[Editor’s note: Miles Staude works in London and voted to ‘remain’, and considers the Brexit result “a very sad turn of events”. He received many requests for his reaction and wrote this update exclusively for Cuffelinks late during this week. In an earlier note, he wrote optimistically: “It is important to know however that the final outcome does not necessarily have to be as bad as the initial headlines have made out … If the UK can maintain access to the common market, then the actual impact will be quite mild.”]
The first fight in the 'Brexit' referendum was not in fact between those in the leave camp and those campaigning for remain. It was instead a fight between two very different Brexit parties seeking the nomination to be the official leave campaign from the Electoral Commission. At stake was the ability to raise and spend a large amount of money under the Electoral Commission’s campaigning rules. Grassroots Out, the party associated with Nigel Farage’s UK Independence Party (UKIP), had a wide support network built up from years of railing from the political edges. Vote Leave, a movement supported by leading conservative MP’s like Boris Johnson and Michael Gove, was a newer organisation seeking to run as a cross-party establishment movement. Vote Leave won the contest, becoming the official leave campaign for the referendum. This however did not stop Grassroots Out from raising a significant war chest of its own, and going on to campaign as the anti-establishment party of the referendum.
The different campaigns to leave
For many years, UKIP has campaigned on an anti-immigration platform. Over the past decade the relative economic success of the UK, combined with the free movement of labour rules which govern the EU, has led to a large increase in the number of Europeans living and working in the UK, a situation that has unsettled many voters across the country. Grassroots Out campaigned in the referendum on a similar theme, a heavy focus on the perceived risks coming from ‘uncontrollable’ immigration. At a time of austerity, falling living standards and rising levels of terrorism, it was an easy sell to much of the electorate.
Vote Leave in contrast ran on a much more principled campaign. The essence of the Vote Leave argument was a democratic ideal. Britain had ceded too much power to Brussels, an unaccountable, undemocratic Leviathan. Their argument ran that a UK freed from bureaucratic red tape would go on to prosper outside of the EU, striking trade deals around the world in a manner that reflected its outward-looking, free-trading nature – a nature that was inherently at odds with inward-looking continental countries.
Vote Leave’s vision for Britain was for a European Singapore, free-trading and outward-looking. Grassroots Out’s vision was for an end to immigration mixed with nostalgia for older times.
These two different visions matter greatly today as the UK starts on its path towards renegotiating its relationship with the rest of Europe. In economic terms, the most important feature of EU membership is the access it provides to the European common market, the largest free trading bloc in the world. Access to the common market does not only come through EU membership however. European countries like Norway and Switzerland maintain access, whilst still retaining many of the key democratic powers Vote Leave has argued needed to be returned. Unrestricted access to the common market comes at a price however, including the free movement of labour throughout the economic zone.
Towards the end of the campaign Grassroots Out came under considerable criticism for running highly emotive anti-immigration ads. In response to these ads, Boris Johnson contrasted his own position on the immigration issue as such, “I am passionately pro-immigration and pro-immigrants.”
Know who will be negotiating with Europe
With these two different Brexit visions in mind, it is important to note that it will be the conservative government of the day, led by those in the Vote Leave camp such as Boris Johnson and Michael Gove, who will be the ones renegotiating the UK’s arrangements with Europe. If, and perhaps it is a hopeful if, those negotiating the new arrangements are true to their cause about a return of UK sovereignty, and less concerned about immigration, then access to the single market could still be maintained. Such a result would lead to a very different, and largely positive, outcome for the UK and Europe when compared to the Grassroots Out vision for the future.

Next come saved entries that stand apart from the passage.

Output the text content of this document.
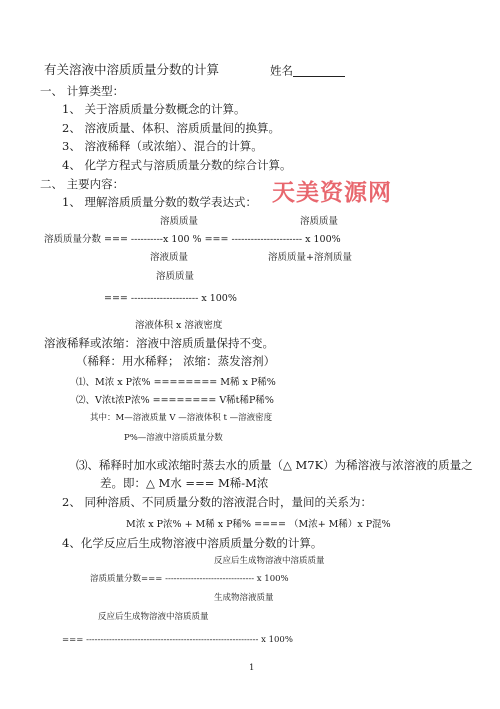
有关溶液中溶质质量分数的计算	姓名
一、 计算类型：
1、 关于溶质质量分数概念的计算。
2、 溶液质量、体积、溶质质量间的换算。
3、 溶液稀释（或浓缩）、混合的计算。
4、 化学方程式与溶质质量分数的综合计算。
天美资源网
二、 主要内容：
1、 理解溶质质量分数的数学表达式：
溶质质量	溶质质量
溶质质量分数 === ----------x 100 % === ---------------------- x 100%
溶液质量	溶质质量+溶剂质量
溶质质量
=== --------------------- x 100%
溶液体积 x 溶液密度
溶液稀释或浓缩：溶液中溶质质量保持不变。
（稀释：用水稀释； 浓缩：蒸发溶剂）
⑴、M浓 x P浓% ======== M稀 x P稀%
⑵、V浓t浓P浓% ======== V稀t稀P稀%
其中：M—溶液质量 V —溶液体积 t —溶液密度
P%—溶液中溶质质量分数
⑶、稀释时加水或浓缩时蒸去水的质量（△ M7K）为稀溶液与浓溶液的质量之
差。即：△ M水 === M稀-M浓
2、 同种溶质、不同质量分数的溶液混合时，量间的关系为：
M浓 x P浓% + M稀 x P稀% ==== （M浓+ M稀）x P混%
4、化学反应后生成物溶液中溶质质量分数的计算。
反应后生成物溶液中溶质质量
溶质质量分数=== ------------------------------- x 100%
生成物溶液质量
反应后生成物溶液中溶质质量
=== ------------------------------------------------------------ x 100%
1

The economic case for immigration is clear. European immigrants to the UK and pay more into the state coffers than they take out in terms of benefits. They are typically younger, healthier and more entrepreneurial than the general population at large. In every economic sense, they are a tremendous asset to a heavily-indebted economy with an aging population. How well this vision is upheld over the coming months will determine what the UK’s future relationship with Europe holds.
Miles Staude is Portfolio Manager at the Global Value Fund (ASX:GVF), which he manages from London. The opinions expressed here are his personal views and do not consider the circumstances of any individual.